Of course, the conflict in Ukraine is another major factor that has pushed crude oil prices above $90 per barrel for the first time since 2014. Russia is the world's second-largest oil producer, and any major sanctions on Russia by the U.S. or other countries could create a major supply imbalance in the global oil industry.
Meanwhile, a large portion of the money being invested in the energy industry in recent years has gone toward developing clean energy technology, which still represents a relatively small part of the global energy supply.
Why It's Important: Rising oil prices increase costs for many companies, but energy demand is certainly good news for oil and gas stocks.

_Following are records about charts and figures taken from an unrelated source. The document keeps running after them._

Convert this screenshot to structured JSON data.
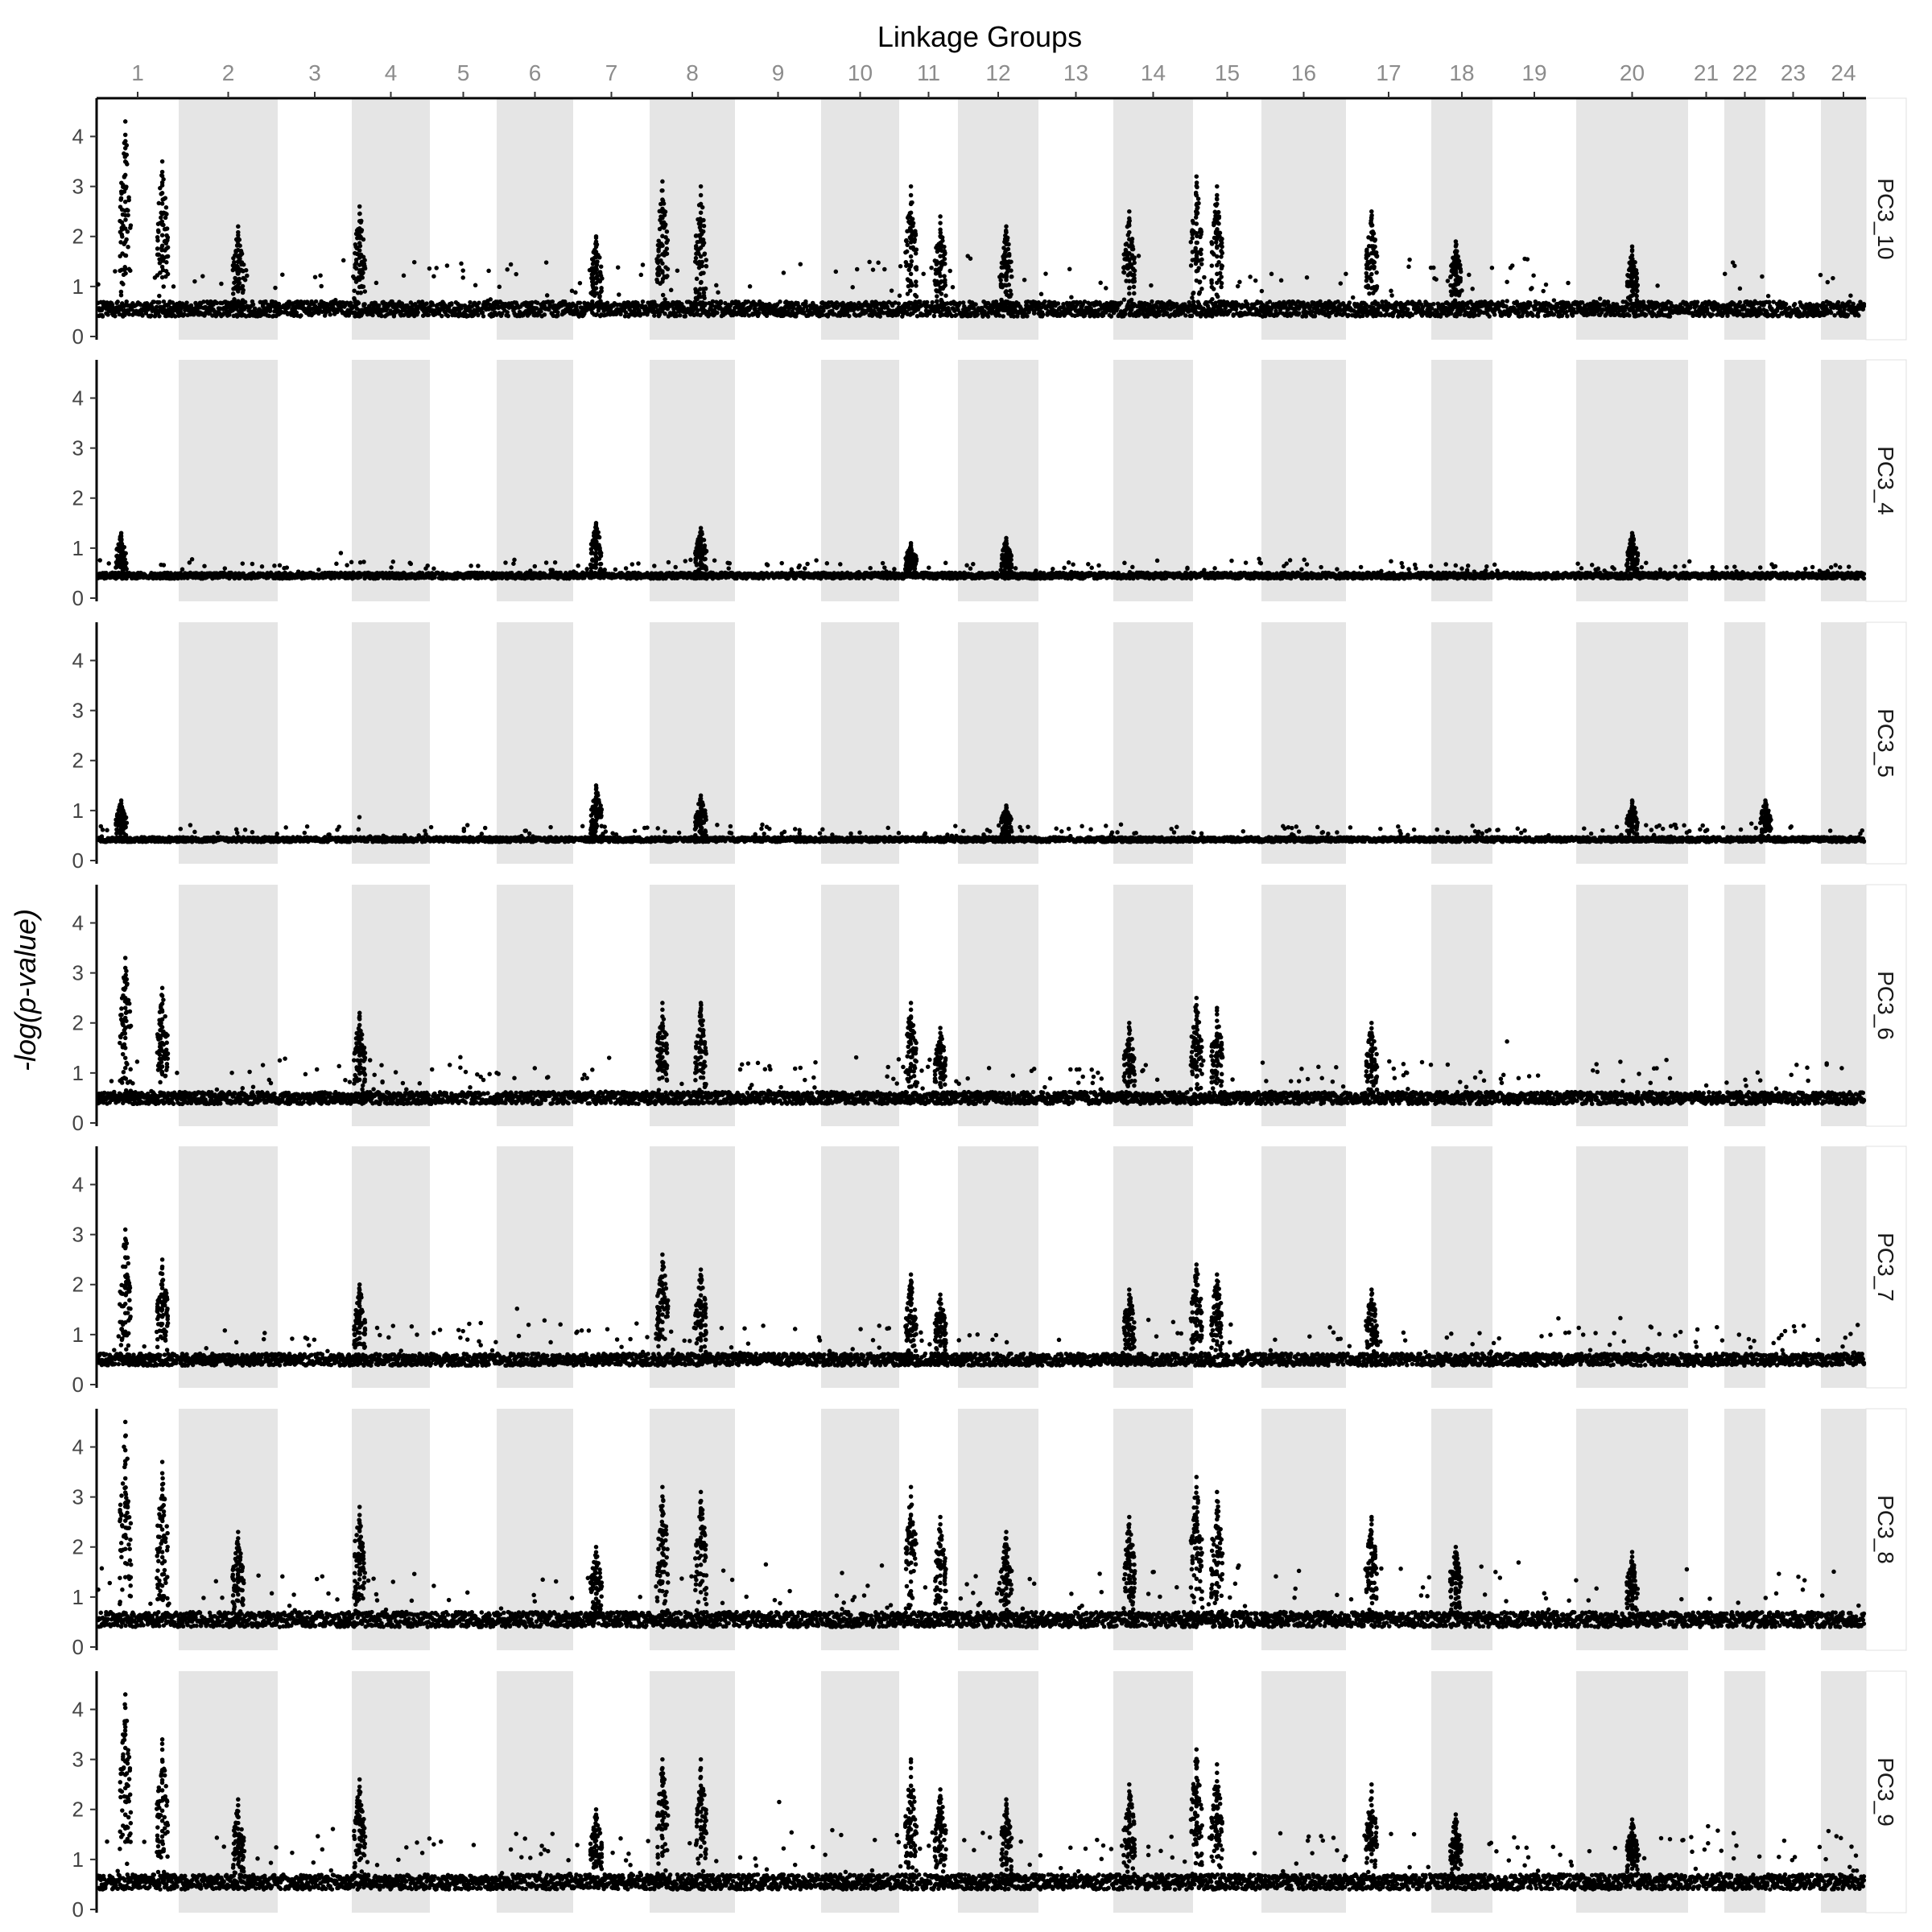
{
  "chart_data": {
    "type": "scatter",
    "title": "Linkage Groups",
    "ylabel": "-log(p-value)",
    "xlabel": "",
    "ylim": [
      0,
      4.7
    ],
    "y_ticks": [
      0,
      1,
      2,
      3,
      4
    ],
    "grid": false,
    "background_bands": "alternating grey/white per linkage group",
    "linkage_groups": [
      {
        "label": "1",
        "shade": false
      },
      {
        "label": "2",
        "shade": true
      },
      {
        "label": "3",
        "shade": false
      },
      {
        "label": "4",
        "shade": true
      },
      {
        "label": "5",
        "shade": false
      },
      {
        "label": "6",
        "shade": true
      },
      {
        "label": "7",
        "shade": false
      },
      {
        "label": "8",
        "shade": true
      },
      {
        "label": "9",
        "shade": false
      },
      {
        "label": "10",
        "shade": true
      },
      {
        "label": "11",
        "shade": false
      },
      {
        "label": "12",
        "shade": true
      },
      {
        "label": "13",
        "shade": false
      },
      {
        "label": "14",
        "shade": true
      },
      {
        "label": "15",
        "shade": false
      },
      {
        "label": "16",
        "shade": true
      },
      {
        "label": "17",
        "shade": false
      },
      {
        "label": "18",
        "shade": true
      },
      {
        "label": "19",
        "shade": false
      },
      {
        "label": "20",
        "shade": true
      },
      {
        "label": "21",
        "shade": false
      },
      {
        "label": "22",
        "shade": true
      },
      {
        "label": "23",
        "shade": false
      },
      {
        "label": "24",
        "shade": true
      }
    ],
    "panels": [
      {
        "name": "PC3_10",
        "base": 0.55,
        "noise": 0.25,
        "scale": 1.0,
        "peaks": [
          [
            0.8,
            3.5
          ],
          [
            1.35,
            4.3
          ],
          [
            2.6,
            2.2
          ],
          [
            4.1,
            2.6
          ],
          [
            7.3,
            2.0
          ],
          [
            8.15,
            3.1
          ],
          [
            8.6,
            3.0
          ],
          [
            11.2,
            3.0
          ],
          [
            11.7,
            2.4
          ],
          [
            12.6,
            2.2
          ],
          [
            14.2,
            2.5
          ],
          [
            15.05,
            3.2
          ],
          [
            15.35,
            3.0
          ],
          [
            17.3,
            2.5
          ],
          [
            18.4,
            1.9
          ],
          [
            20.5,
            1.8
          ]
        ]
      },
      {
        "name": "PC3_4",
        "base": 0.45,
        "noise": 0.1,
        "scale": 0.3,
        "peaks": [
          [
            1.3,
            1.3
          ],
          [
            7.3,
            1.5
          ],
          [
            8.6,
            1.4
          ],
          [
            11.2,
            1.1
          ],
          [
            12.6,
            1.2
          ],
          [
            20.5,
            1.3
          ]
        ]
      },
      {
        "name": "PC3_5",
        "base": 0.42,
        "noise": 0.08,
        "scale": 0.28,
        "peaks": [
          [
            1.3,
            1.2
          ],
          [
            7.3,
            1.5
          ],
          [
            8.6,
            1.3
          ],
          [
            12.6,
            1.1
          ],
          [
            20.5,
            1.2
          ],
          [
            23.0,
            1.2
          ]
        ]
      },
      {
        "name": "PC3_6",
        "base": 0.5,
        "noise": 0.2,
        "scale": 0.75,
        "peaks": [
          [
            0.8,
            2.7
          ],
          [
            1.35,
            3.3
          ],
          [
            4.1,
            2.2
          ],
          [
            8.15,
            2.4
          ],
          [
            8.6,
            2.4
          ],
          [
            11.2,
            2.4
          ],
          [
            11.7,
            1.9
          ],
          [
            14.2,
            2.0
          ],
          [
            15.05,
            2.5
          ],
          [
            15.35,
            2.3
          ],
          [
            17.3,
            2.0
          ]
        ]
      },
      {
        "name": "PC3_7",
        "base": 0.5,
        "noise": 0.2,
        "scale": 0.75,
        "peaks": [
          [
            0.8,
            2.5
          ],
          [
            1.35,
            3.1
          ],
          [
            4.1,
            2.0
          ],
          [
            8.15,
            2.6
          ],
          [
            8.6,
            2.3
          ],
          [
            11.2,
            2.2
          ],
          [
            11.7,
            1.8
          ],
          [
            14.2,
            1.9
          ],
          [
            15.05,
            2.4
          ],
          [
            15.35,
            2.2
          ],
          [
            17.3,
            1.9
          ]
        ]
      },
      {
        "name": "PC3_8",
        "base": 0.55,
        "noise": 0.25,
        "scale": 1.05,
        "peaks": [
          [
            0.8,
            3.7
          ],
          [
            1.35,
            4.5
          ],
          [
            2.6,
            2.3
          ],
          [
            4.1,
            2.8
          ],
          [
            7.3,
            2.0
          ],
          [
            8.15,
            3.2
          ],
          [
            8.6,
            3.1
          ],
          [
            11.2,
            3.2
          ],
          [
            11.7,
            2.6
          ],
          [
            12.6,
            2.3
          ],
          [
            14.2,
            2.6
          ],
          [
            15.05,
            3.4
          ],
          [
            15.35,
            3.1
          ],
          [
            17.3,
            2.6
          ],
          [
            18.4,
            2.0
          ],
          [
            20.5,
            1.9
          ]
        ]
      },
      {
        "name": "PC3_9",
        "base": 0.55,
        "noise": 0.25,
        "scale": 1.0,
        "peaks": [
          [
            0.8,
            3.4
          ],
          [
            1.35,
            4.3
          ],
          [
            2.6,
            2.2
          ],
          [
            4.1,
            2.6
          ],
          [
            7.3,
            2.0
          ],
          [
            8.15,
            3.0
          ],
          [
            8.6,
            3.0
          ],
          [
            11.2,
            3.0
          ],
          [
            11.7,
            2.4
          ],
          [
            12.6,
            2.2
          ],
          [
            14.2,
            2.5
          ],
          [
            15.05,
            3.2
          ],
          [
            15.35,
            2.9
          ],
          [
            17.3,
            2.5
          ],
          [
            18.4,
            1.9
          ],
          [
            20.5,
            1.8
          ]
        ]
      }
    ]
  }
}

Investors should closely monitor oil prices in the coming weeks, especially as the conflict in Ukraine escalates. If elevated oil prices reach a certain tipping point, a so-called oil shock could inflict serious economic damage.
In fact, DataTrek Research co-founder Nicholas Colas recently noted that oil shocks have caused more U.S. economic recessions in the past 50 years than any other catalyst. Investors may remember that crude oil prices spiked as high as $140/barrel prior to the economic crisis in 2008.
Benzinga's Take: For now, oil prices seem to be in a sweet spot for oil and gas companies, contributing to elevated margins without weighing down the economy. It's not obvious at what price rising oil prices would start to meaningfully eat into corporate earnings and slow down the economy, but investors should continue to monitor the situation, especially if oil prices cross over the $100 psychological level.